MPEG Royalties

Editguy43 wrote on 8/20/2009, 8:29 AM
Hello fellow Vegas users I have a question to those who edit for a living. My wife and I have a small production company we have done part time for a while now. I recently read that whenever you produce a DVD either for Profit or to give away you have to pay fees to the Mpeg people. I am confused by their jargon as to hwo to do this and how all this works.

So can anybody who does this explain HOW this works, I want to be legal in our business and really need some help on this.

Paul B

Comments

john-beale wrote on 8/20/2009, 9:39 AM
For small-scale operations like wedding & event videographers, it's not something I hear much about. I don't know the specific legalities but I believe in practice, those MPEG-LA royalties are more commonly applied to a replication house that has a minimum run of 500 or 1000 DVDs, than mom-and-pop operations doing small-quantity DVD-R/RW duplication.
mikelinton wrote on 8/20/2009, 1:32 PM
I wouldn't worry about it - I've never heard of anyone from the production side of things having to deal with that. This might be related more to making claims about "Encoded with MPEG2" on your discs or something... like using the DolbyDigital logo, or DVD-Video logo - you have to pay royalties to do so.

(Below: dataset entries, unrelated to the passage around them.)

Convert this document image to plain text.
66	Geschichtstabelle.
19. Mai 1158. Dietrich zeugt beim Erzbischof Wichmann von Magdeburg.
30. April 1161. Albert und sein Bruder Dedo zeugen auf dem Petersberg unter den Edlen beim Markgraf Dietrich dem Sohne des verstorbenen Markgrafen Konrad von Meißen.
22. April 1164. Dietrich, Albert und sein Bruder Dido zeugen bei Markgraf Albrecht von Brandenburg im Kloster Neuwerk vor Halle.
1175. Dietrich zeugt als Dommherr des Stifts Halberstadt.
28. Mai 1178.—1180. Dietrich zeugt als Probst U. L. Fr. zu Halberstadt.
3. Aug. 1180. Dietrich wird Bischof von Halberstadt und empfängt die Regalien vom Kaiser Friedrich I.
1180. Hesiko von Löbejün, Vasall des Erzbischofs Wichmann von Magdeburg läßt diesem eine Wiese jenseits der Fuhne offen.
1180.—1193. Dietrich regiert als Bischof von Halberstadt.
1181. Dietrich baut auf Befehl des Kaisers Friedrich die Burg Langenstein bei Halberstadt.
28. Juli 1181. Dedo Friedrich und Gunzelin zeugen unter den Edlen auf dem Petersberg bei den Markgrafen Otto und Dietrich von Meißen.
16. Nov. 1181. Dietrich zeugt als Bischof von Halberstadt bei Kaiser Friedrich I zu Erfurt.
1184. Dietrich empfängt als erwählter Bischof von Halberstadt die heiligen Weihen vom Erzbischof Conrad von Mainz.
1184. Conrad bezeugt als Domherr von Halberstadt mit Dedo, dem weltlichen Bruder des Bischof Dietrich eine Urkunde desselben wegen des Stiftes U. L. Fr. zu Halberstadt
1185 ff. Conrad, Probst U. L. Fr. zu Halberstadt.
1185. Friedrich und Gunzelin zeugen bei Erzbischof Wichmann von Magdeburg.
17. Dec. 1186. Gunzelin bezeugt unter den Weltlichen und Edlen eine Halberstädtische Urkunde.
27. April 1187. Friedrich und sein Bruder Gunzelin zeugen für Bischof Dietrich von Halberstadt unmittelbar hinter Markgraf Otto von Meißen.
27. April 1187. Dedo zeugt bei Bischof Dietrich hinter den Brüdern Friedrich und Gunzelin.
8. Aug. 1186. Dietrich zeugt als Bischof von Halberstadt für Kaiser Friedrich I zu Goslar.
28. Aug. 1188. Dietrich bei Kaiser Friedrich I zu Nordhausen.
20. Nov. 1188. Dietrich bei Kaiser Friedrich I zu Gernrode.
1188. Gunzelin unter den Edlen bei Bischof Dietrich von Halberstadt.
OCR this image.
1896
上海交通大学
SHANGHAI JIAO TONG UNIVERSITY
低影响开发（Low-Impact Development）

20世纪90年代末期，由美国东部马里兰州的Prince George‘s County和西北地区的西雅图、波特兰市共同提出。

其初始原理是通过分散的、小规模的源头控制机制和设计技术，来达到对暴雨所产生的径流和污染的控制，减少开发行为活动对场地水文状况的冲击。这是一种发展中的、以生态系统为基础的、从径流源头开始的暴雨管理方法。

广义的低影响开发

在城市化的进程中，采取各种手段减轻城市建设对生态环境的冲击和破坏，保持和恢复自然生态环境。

This has never come up prior to today we've been having DVDs replicated and duplicated since the medium first came out, and this is the first I've heard about it.

Mike.
farss wrote on 8/20/2009, 2:12 PM
For SD DVDs the replication house pays the royalties on your behalf, it's included in their fee. They buy the licences in bulk.
With BluRay it doesn't work that way, the replication house has to pay the fee per title. That's more overhead for them which they pass onto you.

Bob.
im.away wrote on 8/20/2009, 3:55 PM
Now I'm confused. When it comes to network rendering, my understanding was that the reason one has to have individually licenced copies of Vegas on each PC was because Sony paid the Licence fee for the encoder for every copy of the software that they sell. So does that mean that you effectively pay the fee twice if the fee is applied again at the replication house?

Cheers
john-beale wrote on 8/20/2009, 4:24 PM
To the extent that I can understand this page at all http://www.mpegla.com/m2/m2-agreement.cfm the MPEG_LA (mpeg patent pool licensing administrator LLC) charges royalties both for MPEG2 encoding (eg. Vegas software, which presumably Sony Creative Software has already paid) PLUS a per-copy fee for "MPEG-2 Packaged Medium" (eg. standard-def DVD) which I don't think Sony could have paid, because they don't know how many DVDs you've been selling. Since the "packaged medium" royalty seems to be something like $0.03 per DVD, I doubt there's much financial incentive to go after small-time producers.

For all I know, MPEG-LA may actually be getting some fee per blank DVD-R/RW from media vendors? However, please note I am not a lawyer, and I might be all wrong about all of this.
John_Cline wrote on 8/20/2009, 5:19 PM
You folks might want to check out pages 6 & 7 of the Vegas v9 user manual under "Legal Notices." It basically says that if you want to use MPEG2 or AVCHD commercially, you MUST obtain a license from MPEG-LA.
john-beale wrote on 8/20/2009, 8:57 PM
I no longer do wedding & event video. However I did for a number of years and was a member of several videography organizations. I went to meetings, I got the monthly magazines, etc. As far as I know everyone delivered product on DVD, but I never heard about mpeg2 licensing or MPEG-LA from anyone I met in the industry. Take that for what that is worth.
John_Cline wrote on 8/20/2009, 9:20 PM
I've never heard of anyone doing event videography and delivering on DVD with an MPEG-LA license. You're supposed to have one, but no one does.
R0cky wrote on 8/21/2009, 8:02 AM
Related topic wrt to using the dolby digital logo. I emailed dolby and said I wanted to use it for very small quantity give aways and they emailed me back permission and even included the artwork.